Ciò basterebbe a far stappare anche ai più dubbiosi ed euroscettici le migliori riserve di bollicine disponibili in cantina, apparentemente. Tuttavia, non tutto risulta così rivoluzionario ed equo nella sua conformazione. Infatti, il meccanismo di ripartizione delle quote è pur sempre subordinato al superamento, per i Paesi di approdo, della soglia del 120% degli arrivi sopportabili, procrastinando così ancora l’obbligo morale da parte dei Paesi non mediterranei a intervenire attivamente nella gestione dei flussi migratori. Così come anche i meccanismi dei rimpatri e delle redistribuzioni saranno interamente a carico dei Paesi che saranno chiamati all’accoglienza, dilatando così verosimilmente ancora i tempi di redistribuzione. Ma, ciò che realmente è destinato a segnare un punto di non ritorno nella politica europea degli ultimi anni, è il meccanismo di sanzioni che viene previsto per quei Paesi (qualcuno ha detto Visegrad?) che si opporranno al meccanismo della redistribuzione e si sottrarranno agli obblighi dell’accoglienza. Sembrerebbe di conseguenza finita, perlomeno nelle intenzioni dei Paesi dell’Europa occidentale, l’epoca del bivacco nell’Unione Europea di molti Paesi dell’Europa orientale (in primis Polonia e Ungheria) che si riempiono le tasche di contributi europei, pur non collaborando nell’assunzione degli oneri comunitari. Ed è proprio sulla cricca di Visegrad che, inevitabilmente, l’attenzione si concentrerà ora. Perché se Italia, Germania e Francia hanno finalmente trovato una linea comune da seguire sul tema, è evidente come la trazione politica ed economica del continente si sia allineata verso una direzione che, inevitabilmente, segnerà da qui in avanti le politiche comunitarie, nel bene e nel male.

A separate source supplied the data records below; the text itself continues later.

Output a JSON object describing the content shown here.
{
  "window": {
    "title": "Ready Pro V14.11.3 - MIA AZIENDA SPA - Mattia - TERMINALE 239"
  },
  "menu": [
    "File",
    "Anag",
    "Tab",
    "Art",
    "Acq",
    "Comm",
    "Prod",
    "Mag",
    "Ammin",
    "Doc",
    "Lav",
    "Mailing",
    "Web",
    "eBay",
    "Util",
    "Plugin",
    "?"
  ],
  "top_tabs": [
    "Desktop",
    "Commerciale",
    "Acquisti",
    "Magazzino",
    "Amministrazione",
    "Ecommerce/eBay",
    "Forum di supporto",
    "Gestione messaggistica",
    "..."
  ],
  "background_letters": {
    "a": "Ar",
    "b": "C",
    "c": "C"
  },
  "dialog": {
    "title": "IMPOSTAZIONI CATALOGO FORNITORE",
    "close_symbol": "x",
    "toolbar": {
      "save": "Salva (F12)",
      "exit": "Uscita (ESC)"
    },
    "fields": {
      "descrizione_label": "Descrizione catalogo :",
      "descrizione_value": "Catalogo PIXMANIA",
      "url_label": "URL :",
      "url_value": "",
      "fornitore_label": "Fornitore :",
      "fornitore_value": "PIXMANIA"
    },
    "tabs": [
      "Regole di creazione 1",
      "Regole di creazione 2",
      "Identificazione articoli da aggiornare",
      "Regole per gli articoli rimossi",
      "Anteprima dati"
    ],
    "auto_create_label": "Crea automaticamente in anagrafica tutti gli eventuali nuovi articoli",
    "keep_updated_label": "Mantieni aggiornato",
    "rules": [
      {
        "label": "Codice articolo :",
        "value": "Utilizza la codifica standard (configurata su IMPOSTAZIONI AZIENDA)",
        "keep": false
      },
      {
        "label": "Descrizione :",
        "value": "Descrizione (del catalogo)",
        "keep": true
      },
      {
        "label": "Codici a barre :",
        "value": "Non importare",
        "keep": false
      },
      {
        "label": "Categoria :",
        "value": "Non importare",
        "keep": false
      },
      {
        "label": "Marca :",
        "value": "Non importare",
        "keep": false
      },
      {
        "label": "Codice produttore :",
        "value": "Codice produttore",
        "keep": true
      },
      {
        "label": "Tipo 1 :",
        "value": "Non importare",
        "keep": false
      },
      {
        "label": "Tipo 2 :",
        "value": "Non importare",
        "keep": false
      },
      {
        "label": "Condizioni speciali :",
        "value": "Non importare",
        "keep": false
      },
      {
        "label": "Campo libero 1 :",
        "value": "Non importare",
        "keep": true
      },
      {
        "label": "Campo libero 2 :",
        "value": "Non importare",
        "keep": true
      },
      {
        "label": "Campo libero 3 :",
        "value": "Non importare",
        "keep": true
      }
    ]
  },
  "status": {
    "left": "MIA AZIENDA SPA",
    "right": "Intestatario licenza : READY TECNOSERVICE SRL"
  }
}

Di conseguenza, pur non essendo assolutamente scontata l’approvazione di una bozza di questo tipo (bisogna sempre ricordare che il meccanismo dell’unanimità vige all’interno di queste tematiche), è assolutamente certa la deriva sempre più isolazionista del blocco di Visegrad rispetto a quelle che sono le necessità e gli orientamenti dell’UE, con buona pace dei sogni di gloria leghisti. Eh già, perché è altrettanto evidente come anche le tempistiche di questo accordo non siano casuali. Non appena Salvini ha lasciato il timone del governo Conte, l’Europa ha ripreso a dialogare con l’Italia manifestando anche una consistente apertura nei suoi confronti, seppur ancora sul piano meramente politico e non formale. Testimonianza ulteriore (se mai ce ne fosse stato bisogno) della portata del fallimento delle politiche estere leghiste portate avanti durante i mesi di governo, che hanno finito per isolare sia la truppa europarlamentare neoeletta nella scorsa tornata elettorale (anche grazie allo sgambetto dell’alleato fantasma Orban), sia il Paese Italia nella partita delle nomine degli eurocommissari. Portandoci, in definitiva, ad uno stato di irrilevanza e isolamento diplomatico senza precedenti.